For me the sail to Hawaii is deeply spiritual. I feel it pulling me there, and have felt this for over 15 years. My great grand father was a Healer, Kahuna, on the Kona coast in 1900. Once when I was 11 my grandmother told me in the summer she would take me home. I would meet family, and see where we came from. Only later in life did I understand what she was saying.

I did not realize the importance for her, and myself. My family is very
mixed. I have cousins that are as fair skinned as one can be with blue eyes that seem to have to end to them. Then there’s me, and I seem to fit many different ethnic backgrounds. Mostly I look Polynesian, and Latin. Before summer came Grandma was killed by a hit & run driver. Now this is my father’s mother, and I had never met my father’s father. He was a mystery to me. He was never spoke of, and I never asked.

John as a kid
John and Dad

When I was 27 my father told me about my grandfather. I decided on my own I would find him, and find him I did. I wrote him a letter, and 9 months later I got a phone call. It was his wife, and then she put him on the phone. We made arrangements for me to drive 150 miles to meet him. He was 70 yrs old then. We talked for awhile, and he started to cry. He told me he could see my grandmother in my son, and the Hawaiian was obvious. I was shocked to be told I am ¼ Hawaiian. Then he told me about my great grandfather being a healer. Now for the first time I understood what grandma was trying to do. She wanted me to see, and feel what it was like to be Hawaiian.

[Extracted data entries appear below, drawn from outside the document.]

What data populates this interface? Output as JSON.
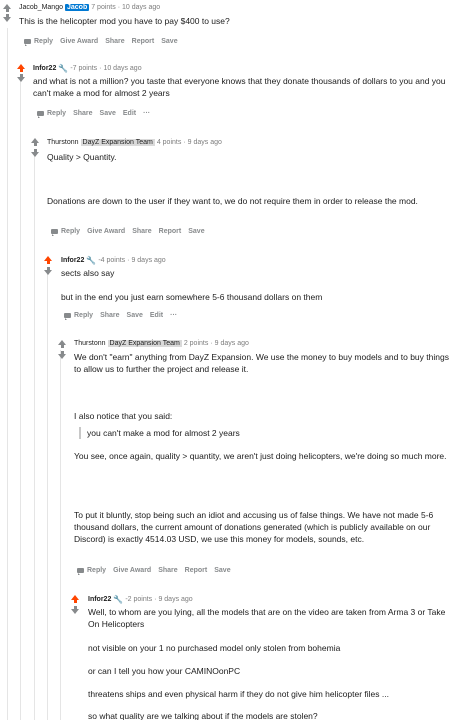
{
  "comments": [
    {
      "author": "Jacob_Mango",
      "flair": "Jacob",
      "points": "7 points",
      "age": "· 10 days ago",
      "body": [
        "This is the helicopter mod you have to pay $400 to use?"
      ],
      "actions": [
        "Reply",
        "Give Award",
        "Share",
        "Report",
        "Save"
      ]
    },
    {
      "author": "Infor22",
      "points": "-7 points",
      "age": "· 10 days ago",
      "body": [
        "and what is not a million? you taste that everyone knows that they donate thousands of dollars to you and you can't make a mod for almost 2 years"
      ],
      "actions": [
        "Reply",
        "Share",
        "Save",
        "Edit",
        "···"
      ]
    },
    {
      "author": "Thurstonn",
      "flair": "DayZ Expansion Team",
      "points": "4 points",
      "age": "· 9 days ago",
      "body": [
        "Quality > Quantity.",
        "Donations are down to the user if they want to, we do not require them in order to release the mod."
      ],
      "actions": [
        "Reply",
        "Give Award",
        "Share",
        "Report",
        "Save"
      ]
    },
    {
      "author": "Infor22",
      "points": "-4 points",
      "age": "· 9 days ago",
      "body": [
        "sects also say",
        "but in the end you just earn somewhere 5-6 thousand dollars on them"
      ],
      "actions": [
        "Reply",
        "Share",
        "Save",
        "Edit",
        "···"
      ]
    },
    {
      "author": "Thurstonn",
      "flair": "DayZ Expansion Team",
      "points": "2 points",
      "age": "· 9 days ago",
      "body": [
        "We don't \"earn\" anything from DayZ Expansion. We use the money to buy models and to buy things to allow us to further the project and release it.",
        "I also notice that you said:",
        "you can't make a mod for almost 2 years",
        "You see, once again, quality > quantity, we aren't just doing helicopters, we're doing so much more.",
        "To put it bluntly, stop being such an idiot and accusing us of false things. We have not made 5-6 thousand dollars, the current amount of donations generated (which is publicly available on our Discord) is exactly 4514.03 USD, we use this money for models, sounds, etc."
      ],
      "actions": [
        "Reply",
        "Give Award",
        "Share",
        "Report",
        "Save"
      ]
    },
    {
      "author": "Infor22",
      "points": "-2 points",
      "age": "· 9 days ago",
      "body": [
        "Well, to whom are you lying, all the models that are on the video are taken from Arma 3 or Take On Helicopters",
        "not visible on your 1 no purchased model only stolen from bohemia",
        "or can I tell you how your CAMINOonPC",
        "threatens ships and even physical harm if they do not give him helicopter files ...",
        "so what quality are we talking about if the models are stolen?"
      ]
    }
  ]
}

Eventually I made it to Hawaii on my own. Unfortunately it was a time in my life where drinking was a major factor. A friend & I flew to Hawaii, and the first thing I noticed was that I looked like most everyone there. It was late for us, because of the time change. We got our jeep, had a meal, a lot of drinks, and went to bed.

I woke up about 4am, went out on the balcony. The hotel was located on the small bay of Kona, and across the water I could see fire. I needed to see what this was, so off I went for a walk. I came across an older man who was preparing the stones for a pig roast. I watched him for a long time as he went about his joib, and he watched me for just as long. probably wondering what I was up to. This was on the lawn of the Kameah Kameah hotel. I saw a small path, and followed it. I felt I was making the man uncomfortable. Down this path was a small podium at the water’s edge. It told of Kahunas teaching the prince how to become a King in this very spot. As I stood there the sky turned a blood red with the mountain in the background being black as black can. The water before me turned blood red also, and for the first time in my life. I felt at home. I could feel my grand mother, and I could feel I belonged. I stood there for the longest time, and eventually the sky was loosing the red, and turning blue. Deep inside me that morning something changed.. My brain was to be clouded for years to come with booze, but I had changed in some way.